I am one among a number of web profesionals who prefers their (X)HTML, CSS, and other code to meet current web standards.
One current incentive for webmasters and designers to use clean code could be Google's Webmaster Help Center - Webmaster Guidelines.
In this document, Google presents information which they say "will help Google find, index, and rank your site." For those of us interested in SEO, this is what we want to happen.
One of their Design and Content Guidelines is as follows:
Check for broken links and correct HTML
But Matt in an interview found here http://blog.outer-court.com/archive/2005-11-17-n52.html said:
"...We can’t throw out 40% of the web on the principle that sites should validate; we have to take the web as it is and try to make it useful to searchers, so Google’s index parsing is pretty forgiving..."
We all know to check for broken links. That has been an ongoing duty for webmasters since the inception of the WWW. But what about "correct" HTML?
In my view, this means "according to current standards". If your page is HTML 3.01, then mark it up as such. If you are using XHTML 1.0 strict, the markup should reflect that standard.
So then, what kind of HTML is Google using? Since so many of us (in the web business or not) use Google, shouldn't we look to them for a bit of inspiration as to how we should be constructing our web sites?
A DOCTYPE tag is presented at the top of an HTML document, before even the HTML tag itself. It provides browsers with a little hint as to how the code is to be interpreted.
A quick look at the Yahoo! home page shows that they HTML 4.01 transitional, as does DMOZ. Wikipedia uses XHTML 1.0 strict.
Interestingly enough, Google doesn't provide a DOCTYPE at all, leaving the browser to interpret the code as it sees fit. This is often referred to as "quirks mode".
The HTML 4.01 specifications, and later XHTML versions, specify that a DOCTYPE must be included. Leaving out the DOCTYPE is implying that your HTML is of a version prior to HTML 4.01.
In order for your code to be "correct" then, it must validate. Validating your code can be done any number of ways, but the simplest is to use one of the on-line validators such as the W3C Markup Validation Service.
When you have the validator examine the code from Goggle's main page, it fails, utterly and miserably. To be fair, Yahoo! also fails. DMOZ, however, is valid HTML 4.01, and Wikipedia validates as XHTML 1.0 strict.
Since Google has no DOCTYPE, the validator is left to make a "best guess" as to what type of HTML is being used. You can tell the validator to use a particular version, regardless of the DOCTYPE, but no matter which is chosen, Google fails.
How well would Google's own site be indexed by the Google search engine? Probably fairly well. Millions of pages indexed by Google do not conform to any web standards. They tell us in their guidelines that "correct HTML" can be an important issue in having our site indexed properly, yet they fail to comply with the current standards for (X)HTML.

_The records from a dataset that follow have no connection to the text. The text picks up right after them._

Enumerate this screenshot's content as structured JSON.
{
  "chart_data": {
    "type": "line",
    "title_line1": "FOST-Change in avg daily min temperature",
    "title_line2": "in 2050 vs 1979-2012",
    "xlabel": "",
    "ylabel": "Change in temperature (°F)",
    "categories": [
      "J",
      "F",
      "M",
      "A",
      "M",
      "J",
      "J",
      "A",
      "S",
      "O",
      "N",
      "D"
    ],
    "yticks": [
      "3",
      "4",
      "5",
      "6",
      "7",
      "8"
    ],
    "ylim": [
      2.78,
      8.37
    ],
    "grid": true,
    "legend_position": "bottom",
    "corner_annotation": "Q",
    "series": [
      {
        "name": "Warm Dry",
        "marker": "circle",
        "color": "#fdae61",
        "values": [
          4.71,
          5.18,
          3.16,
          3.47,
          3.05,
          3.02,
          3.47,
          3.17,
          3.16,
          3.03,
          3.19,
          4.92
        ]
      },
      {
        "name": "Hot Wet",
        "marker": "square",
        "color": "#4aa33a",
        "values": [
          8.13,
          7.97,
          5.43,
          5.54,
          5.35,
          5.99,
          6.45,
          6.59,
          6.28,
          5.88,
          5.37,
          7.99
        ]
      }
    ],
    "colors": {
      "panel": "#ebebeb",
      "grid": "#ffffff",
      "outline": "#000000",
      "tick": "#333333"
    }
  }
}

I think it might be time for Google to "put their money where their mouth is." How about Google showing us how good they really are by bringing their HTML into the twenty-first century? It seems to me that perhaps they have been so busy with their behind-the-scenes programming that they have neglected their web interface, through which the world sees them. How easy is Google to use for someone with a screen-reader or a PDA?
Web developers frequently make use of the wide variety of tools Google has available, such as Google Maps, and AdSense. It can be very frustrating when you create a web page that meets (X)HTML and Accessibility standards only to be greeted by validation errors when you attempt to insert code provided by Google.
So, as web developers, how do we impress upon Google our desire for valid code? Perhaps this forum will provide us some small voice that might be heard by people in the right places, or we might go so far as to set up a blog in order to reach a wider audience and get more input from the community.
In the above mentioned interview with Matt, he also said:
"...Google’s home page doesn’t validate and that’s mostly by design to save precious bytes. Will the world end because Google doesn’t put quotes around color attributes? No, and it makes the page load faster..."
So Google' home page doesn't validate, and that's mostly by design to save precious bytes? Can't Google save precious bytes with making their code valid, using quotes around color attributes and page load faster? And while their pages don't validate, makes them load faster?
What about a CSS solution to the depricated fonts and other issues?
On a one page basis, the file would have to be built and checked against revised page code for size.
However, if they standardized on one global CSS file for all their search pages wouldn't that be cached on users machines potentially saving millions? After all, their search page is almost universally identical in look everywhere.
It seems that might be a low cost high ROI advantage that should be implemented at once.
Perhaps we can determine whether this option could, indeed, be a way for Google to increase both their ROI, and the number of friends thay have.
How do the rest of the community here see this issue, if it is an issue at all for them? All input will be greatly appreciated.